Timeline: what happens, and when
- !A vendor who treats all your stock as one type; ask how they handle expiry and lot tracking together
- !No traceability plan; for hospital-contract parts that is a compliance gap, ask how they trace a lot
- !Ignoring seasonal perishables; ask how the system forecasts demand for short-window goods
- !No mobile counting on the dock; ask how stock gets counted where the work happens
- !No integration plan; ask how real usage flows in from POS, booking, and accounting
If inventory management is on the roadmap, accounting, project management, lms usually follow within the year. Budget them as one conversation.
Rohan advises mid-market and enterprise teams on ERP, CRM and custom software, and has led delivery on dozens of business-software builds.
Writes for Digital Heroes, shipping business software for 2,000+ brands across 55+ countries since 2017.

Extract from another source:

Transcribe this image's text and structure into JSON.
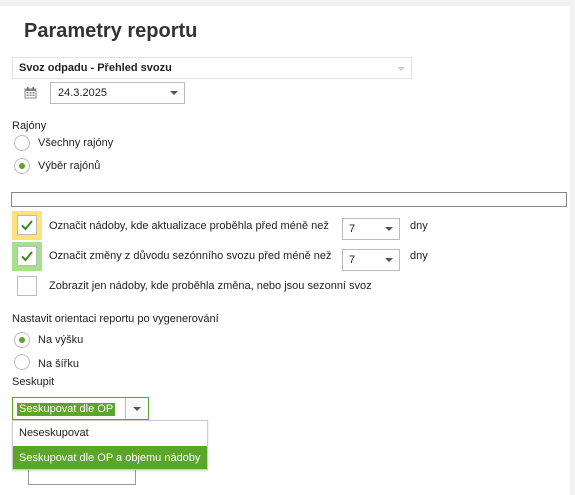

Frequently asked questions
Why not just use Fishbowl or Cin7?
They model one kind of inventory well, usually manufacturing or retail, but assume that stock behaves consistently. The moment you mix traceable parts, expiring care consumables, and perishable seasonal goods, those tools force you back to a spreadsheet for the parts they cannot represent. Custom inventory is justified when you genuinely carry several stock types under one roof.
Can it handle expiry dates and lot tracking together?
Yes, and that combination is exactly what generic tools struggle with. Custom inventory can enforce expiry and reorder on care consumables while lot-tracking and tracing manufacturing parts in the same system. Doing both well is the main reason to build, because a tool designed for one of them will quietly be wrong about the other.
How does it help with seasonal marina stock?
It forecasts demand for short-window perishables like bait and fuel so you neither spoil them nor run out during the rush. Generic inventory tools assume steady demand and cannot model a sixteen-week selling window, which is how seasonal operators end up dead-stocked or empty at peak. Forecasting tuned to the season is a key custom feature.